110.1. En el Nombre del Padre, y del Hijo, y del Espíritu Santo.
110.2. Cuando Abraham miraba las estrellas, según te cuenta más de una vez la Escritura Santa (Gén 15,5; cf. 22,17; 26,4), en ellas leyó la confirmación de la maravillosa promesa que Dios le hacía: “multiplicaré tu descendencia.” A esa misma hora, seguramente, hombres de otras latitudes levantaban sus ojos a ese mismo cielo, y de él pretendían entender los designios arcanos que marcaban su vida. Estos otros hombres fueron creadores de la astrología que ha pervertido o por lo menos insensibilizado el corazón de tantos a lo largo de los siglos. Las estrellas le hablaban a Abraham del plan divino; las mismas estrellas hablaban a los astrólogos de historias de dioses y de designios anónimos. Ese cielo y esas estrellas eran un libro que pudo ser leído de dos modos o de muchos modos diversos.
110.3. Así como pasa con las realidades del cielo, que no está en manos del hombres cambiar, así, y mucho más, pasa con los hechos de esta tierra que pisan y labran vuestros pasos. Si a esos límpidos luceros, que «cuentan la gloria de Dios» (Sal 19,2), ya fue posible leerlos incluso como oráculos confusos y como destinos de los hombres, ¿qué no pasará con los acontecimientos de la tierra, tan llena de cansancios, crímenes, incoherencias, engaños, patrañas e injusticias?
110.4. No te hagas, pues, ilusiones, creyendo que los hombres alcanzarán acuerdo sobre qué o quiénes son. No puedes hablar del hombre sin contar qué ha hecho, y no puedes contar qué ha hecho sin seleccionar, interpretar, extrapolar, inferir, y mil actividades mentales más que son las propias de ti y de quienes son y piensan como tú. Tus palabras están inexorablemente impregnadas de tu humor y empapadas de tu sangre. Todo hombre que habla dice algo que es tan cierto y tan insuficiente como su propia historia y como el alcance de sus ojos.
110.5. ¿Qué será entonces sabiduría, sino percibir aguda y humildemente el propio límite? Bien lo dijo Pablo: «¡Nadie se engañe! Si alguno entre vosotros se cree sabio según este mundo, hágase necio, para llegar a ser sabio» (1 Cor 3,19). La sabiduría empieza después de la ignorancia, y su raíz está en los surcos del corazón, allí donde el alma se estremece ante la grandeza de la verdad que anhela y de la indigencia que le agobia y a la vez le abre.
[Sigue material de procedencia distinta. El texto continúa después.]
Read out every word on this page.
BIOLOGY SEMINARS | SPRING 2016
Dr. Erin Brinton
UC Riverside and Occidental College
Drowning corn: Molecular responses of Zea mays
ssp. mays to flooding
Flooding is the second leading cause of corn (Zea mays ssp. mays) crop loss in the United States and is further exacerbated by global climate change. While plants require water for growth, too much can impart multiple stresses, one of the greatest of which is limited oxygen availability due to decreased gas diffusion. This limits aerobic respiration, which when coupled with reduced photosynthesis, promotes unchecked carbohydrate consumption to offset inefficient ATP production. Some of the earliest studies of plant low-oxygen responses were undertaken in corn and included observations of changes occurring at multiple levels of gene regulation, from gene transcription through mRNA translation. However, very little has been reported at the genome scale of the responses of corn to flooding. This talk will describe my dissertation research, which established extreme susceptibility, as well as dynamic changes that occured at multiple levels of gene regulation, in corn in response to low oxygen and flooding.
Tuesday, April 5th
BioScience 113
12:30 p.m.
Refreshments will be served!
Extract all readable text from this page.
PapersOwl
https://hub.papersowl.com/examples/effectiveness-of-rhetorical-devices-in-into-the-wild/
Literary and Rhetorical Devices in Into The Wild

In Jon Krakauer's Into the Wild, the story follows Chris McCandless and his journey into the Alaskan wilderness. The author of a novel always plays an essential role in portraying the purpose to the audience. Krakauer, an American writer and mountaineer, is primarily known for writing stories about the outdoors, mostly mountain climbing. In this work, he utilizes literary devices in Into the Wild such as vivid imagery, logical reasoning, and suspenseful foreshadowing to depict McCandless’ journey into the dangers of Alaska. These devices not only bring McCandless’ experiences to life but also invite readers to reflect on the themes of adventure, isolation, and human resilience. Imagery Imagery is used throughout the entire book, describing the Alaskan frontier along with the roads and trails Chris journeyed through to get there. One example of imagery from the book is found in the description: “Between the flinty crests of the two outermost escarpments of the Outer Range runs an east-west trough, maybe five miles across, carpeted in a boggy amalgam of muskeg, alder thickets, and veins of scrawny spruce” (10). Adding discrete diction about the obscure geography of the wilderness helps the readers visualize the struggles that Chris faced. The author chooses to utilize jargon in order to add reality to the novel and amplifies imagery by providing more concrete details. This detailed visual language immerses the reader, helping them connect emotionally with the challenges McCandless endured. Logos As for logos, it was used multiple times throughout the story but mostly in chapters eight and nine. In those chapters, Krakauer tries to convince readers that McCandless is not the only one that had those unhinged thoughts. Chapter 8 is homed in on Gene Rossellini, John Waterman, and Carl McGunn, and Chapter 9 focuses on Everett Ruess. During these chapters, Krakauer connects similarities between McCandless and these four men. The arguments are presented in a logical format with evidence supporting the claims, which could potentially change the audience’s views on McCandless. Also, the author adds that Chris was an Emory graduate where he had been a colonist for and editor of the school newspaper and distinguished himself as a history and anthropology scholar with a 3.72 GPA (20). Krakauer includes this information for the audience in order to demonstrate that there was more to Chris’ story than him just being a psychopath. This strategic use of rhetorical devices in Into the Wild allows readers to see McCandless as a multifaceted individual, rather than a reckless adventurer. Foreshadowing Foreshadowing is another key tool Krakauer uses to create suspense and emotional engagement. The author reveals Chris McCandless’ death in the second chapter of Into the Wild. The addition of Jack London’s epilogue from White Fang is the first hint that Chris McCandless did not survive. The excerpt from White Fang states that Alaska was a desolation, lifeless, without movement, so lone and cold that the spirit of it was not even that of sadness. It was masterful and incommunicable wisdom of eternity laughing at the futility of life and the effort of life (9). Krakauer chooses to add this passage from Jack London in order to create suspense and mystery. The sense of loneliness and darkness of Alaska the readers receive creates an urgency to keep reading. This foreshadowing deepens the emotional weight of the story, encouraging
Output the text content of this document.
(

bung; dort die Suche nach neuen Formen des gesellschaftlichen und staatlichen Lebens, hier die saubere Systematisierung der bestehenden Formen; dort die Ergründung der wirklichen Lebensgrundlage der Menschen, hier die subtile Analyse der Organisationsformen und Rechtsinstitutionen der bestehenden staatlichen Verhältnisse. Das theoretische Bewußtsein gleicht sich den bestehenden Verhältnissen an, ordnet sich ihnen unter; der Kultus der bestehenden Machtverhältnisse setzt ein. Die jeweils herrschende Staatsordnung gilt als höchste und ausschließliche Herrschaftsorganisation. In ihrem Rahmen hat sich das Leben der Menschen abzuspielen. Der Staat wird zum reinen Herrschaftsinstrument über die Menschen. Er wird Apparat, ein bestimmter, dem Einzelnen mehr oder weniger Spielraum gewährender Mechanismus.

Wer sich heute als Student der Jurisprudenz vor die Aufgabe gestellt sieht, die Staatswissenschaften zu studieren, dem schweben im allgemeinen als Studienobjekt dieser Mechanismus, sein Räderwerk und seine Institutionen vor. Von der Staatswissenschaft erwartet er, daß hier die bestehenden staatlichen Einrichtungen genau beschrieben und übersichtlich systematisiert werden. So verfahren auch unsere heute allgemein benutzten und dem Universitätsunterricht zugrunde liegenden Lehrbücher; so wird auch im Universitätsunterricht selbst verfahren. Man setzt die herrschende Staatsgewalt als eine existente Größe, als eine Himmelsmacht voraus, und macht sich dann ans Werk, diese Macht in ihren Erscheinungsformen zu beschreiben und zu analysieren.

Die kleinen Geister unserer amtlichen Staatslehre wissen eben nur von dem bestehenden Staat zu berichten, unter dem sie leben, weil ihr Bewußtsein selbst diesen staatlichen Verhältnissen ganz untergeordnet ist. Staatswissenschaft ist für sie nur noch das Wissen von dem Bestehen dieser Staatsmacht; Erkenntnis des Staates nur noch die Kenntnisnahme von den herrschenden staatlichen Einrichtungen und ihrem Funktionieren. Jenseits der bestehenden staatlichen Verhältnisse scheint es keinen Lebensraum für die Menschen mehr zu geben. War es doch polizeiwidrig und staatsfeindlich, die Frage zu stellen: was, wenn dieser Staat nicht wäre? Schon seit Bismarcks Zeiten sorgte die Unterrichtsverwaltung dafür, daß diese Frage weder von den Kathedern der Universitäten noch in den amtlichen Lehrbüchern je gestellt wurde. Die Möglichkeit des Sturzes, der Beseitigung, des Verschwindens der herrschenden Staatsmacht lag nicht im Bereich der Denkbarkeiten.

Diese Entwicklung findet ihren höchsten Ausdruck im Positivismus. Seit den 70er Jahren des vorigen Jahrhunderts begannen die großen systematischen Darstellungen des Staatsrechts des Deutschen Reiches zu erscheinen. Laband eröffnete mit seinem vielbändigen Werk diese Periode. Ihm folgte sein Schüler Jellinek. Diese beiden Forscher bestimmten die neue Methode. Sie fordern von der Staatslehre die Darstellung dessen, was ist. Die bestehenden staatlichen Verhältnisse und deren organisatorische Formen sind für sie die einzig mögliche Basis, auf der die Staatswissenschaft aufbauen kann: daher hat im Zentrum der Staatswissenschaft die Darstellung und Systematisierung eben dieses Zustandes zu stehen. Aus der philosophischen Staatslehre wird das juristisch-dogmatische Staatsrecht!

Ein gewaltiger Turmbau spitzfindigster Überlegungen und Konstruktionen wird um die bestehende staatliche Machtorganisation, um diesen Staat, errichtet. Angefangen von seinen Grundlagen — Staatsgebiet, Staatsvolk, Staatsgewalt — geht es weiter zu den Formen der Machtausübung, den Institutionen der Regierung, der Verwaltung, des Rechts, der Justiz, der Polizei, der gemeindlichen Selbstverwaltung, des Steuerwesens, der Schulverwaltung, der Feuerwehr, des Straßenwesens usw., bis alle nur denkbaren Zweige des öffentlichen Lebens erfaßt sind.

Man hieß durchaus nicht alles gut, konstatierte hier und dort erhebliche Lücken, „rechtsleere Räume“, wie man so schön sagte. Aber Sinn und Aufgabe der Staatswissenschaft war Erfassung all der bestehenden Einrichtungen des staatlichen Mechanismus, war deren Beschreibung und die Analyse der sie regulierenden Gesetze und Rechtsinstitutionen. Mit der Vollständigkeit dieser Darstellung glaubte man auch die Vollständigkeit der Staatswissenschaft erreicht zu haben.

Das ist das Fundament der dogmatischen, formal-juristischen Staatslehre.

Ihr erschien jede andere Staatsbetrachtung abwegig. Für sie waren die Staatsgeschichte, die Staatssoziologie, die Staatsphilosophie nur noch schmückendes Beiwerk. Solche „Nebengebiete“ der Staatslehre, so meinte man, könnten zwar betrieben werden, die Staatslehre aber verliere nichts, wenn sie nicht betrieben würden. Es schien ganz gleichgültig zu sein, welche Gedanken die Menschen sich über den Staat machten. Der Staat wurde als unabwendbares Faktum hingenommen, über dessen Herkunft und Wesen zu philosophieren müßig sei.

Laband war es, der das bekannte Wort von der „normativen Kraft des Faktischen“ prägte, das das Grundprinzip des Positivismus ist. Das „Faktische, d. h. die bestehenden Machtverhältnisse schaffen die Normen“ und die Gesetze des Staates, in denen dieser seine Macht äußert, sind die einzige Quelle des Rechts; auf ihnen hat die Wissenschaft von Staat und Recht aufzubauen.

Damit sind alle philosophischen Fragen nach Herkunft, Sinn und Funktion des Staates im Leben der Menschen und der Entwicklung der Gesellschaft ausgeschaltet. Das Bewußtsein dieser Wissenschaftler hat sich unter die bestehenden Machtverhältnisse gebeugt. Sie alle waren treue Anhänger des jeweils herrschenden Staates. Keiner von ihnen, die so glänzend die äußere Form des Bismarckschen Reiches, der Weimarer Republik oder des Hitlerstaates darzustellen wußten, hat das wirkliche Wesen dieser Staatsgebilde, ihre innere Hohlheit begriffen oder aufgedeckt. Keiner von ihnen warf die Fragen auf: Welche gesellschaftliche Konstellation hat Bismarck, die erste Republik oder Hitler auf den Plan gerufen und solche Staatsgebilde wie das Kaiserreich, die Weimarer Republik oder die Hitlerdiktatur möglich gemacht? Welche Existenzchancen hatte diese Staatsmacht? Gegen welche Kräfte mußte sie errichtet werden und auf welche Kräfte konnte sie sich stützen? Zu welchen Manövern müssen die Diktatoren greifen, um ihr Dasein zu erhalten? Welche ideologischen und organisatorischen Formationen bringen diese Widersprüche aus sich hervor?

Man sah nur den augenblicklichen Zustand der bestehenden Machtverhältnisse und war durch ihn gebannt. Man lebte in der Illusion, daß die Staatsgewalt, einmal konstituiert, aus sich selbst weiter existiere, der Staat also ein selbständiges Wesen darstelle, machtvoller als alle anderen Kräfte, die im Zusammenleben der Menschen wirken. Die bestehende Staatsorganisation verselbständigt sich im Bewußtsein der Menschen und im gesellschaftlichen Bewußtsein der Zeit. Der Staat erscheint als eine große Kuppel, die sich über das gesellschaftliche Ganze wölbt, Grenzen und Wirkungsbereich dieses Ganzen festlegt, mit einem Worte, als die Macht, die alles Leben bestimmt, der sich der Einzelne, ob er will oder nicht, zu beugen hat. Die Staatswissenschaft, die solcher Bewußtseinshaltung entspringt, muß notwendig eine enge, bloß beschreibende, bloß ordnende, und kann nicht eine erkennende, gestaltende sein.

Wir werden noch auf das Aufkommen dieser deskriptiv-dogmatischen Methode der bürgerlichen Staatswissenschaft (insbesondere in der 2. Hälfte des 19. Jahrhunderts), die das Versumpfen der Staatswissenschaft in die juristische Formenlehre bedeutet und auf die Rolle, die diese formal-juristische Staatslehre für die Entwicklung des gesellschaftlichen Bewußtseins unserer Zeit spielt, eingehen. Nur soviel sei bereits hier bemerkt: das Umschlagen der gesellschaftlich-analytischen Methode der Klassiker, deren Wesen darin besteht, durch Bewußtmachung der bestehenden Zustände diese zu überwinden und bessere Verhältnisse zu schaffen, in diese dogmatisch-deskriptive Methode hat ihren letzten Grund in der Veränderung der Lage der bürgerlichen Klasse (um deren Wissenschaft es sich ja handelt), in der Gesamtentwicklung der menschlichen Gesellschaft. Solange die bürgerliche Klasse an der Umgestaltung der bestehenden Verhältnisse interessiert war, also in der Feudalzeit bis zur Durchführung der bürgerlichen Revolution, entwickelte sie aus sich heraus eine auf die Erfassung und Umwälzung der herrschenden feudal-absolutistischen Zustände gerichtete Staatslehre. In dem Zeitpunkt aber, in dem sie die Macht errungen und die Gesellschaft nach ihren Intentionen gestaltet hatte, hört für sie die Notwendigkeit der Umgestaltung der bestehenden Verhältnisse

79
110.6. Así puedes entender mejor la sentencia del sabio: «Principio de la sabiduría es temer al Señor» (Sir 1,14; cf. Pro 1,7). Sólo los corazones estremecidos son corazones remecidos, y por ello mismo, capaces de percibir su necesidad y así abrirse más allá de sus propios límites.
110.7. La humildad así entendida es la grandeza, riqueza y belleza más grande del alma humana. Nada de raro tiene que leas en el Libro Santo: «Así dice Yahveh: Los Cielos son mi trono y la tierra el estrado de mis pies, pues ¿qué casa vais a edificarme, o qué lugar para mi reposo, si todo lo hizo mi mano, y es mío todo ello? —Oráculo de Yahveh—.Y ¿en quién voy a fijarme? En el humilde y contrito que tiembla a mi palabra» (Is 66,1-2).
110.8. Es la misma conclusión a que llega la honda meditación de aquel capítulo de Job, refiriéndose expresamente a la sabiduría: «Sólo Dios su camino ha distinguido, sólo Él conoce su lugar. Porque Él otea hasta los confines de la tierra, y ve cuanto hay bajo los cielos. Cuando dio peso al viento y aforó las aguas con un módulo, cuando a la lluvia impuso ley y un camino a los giros de los truenos, entonces la vio y le puso precio, la estableció y la escudriñó. Y dijo al hombre: “Mira, el temor del Señor es la Sabiduría, huir del mal, la Inteligencia.”» (Job 28,23-28).
110.9. Deja que te invite a la alegría. Dios te ama; su amor es eterno.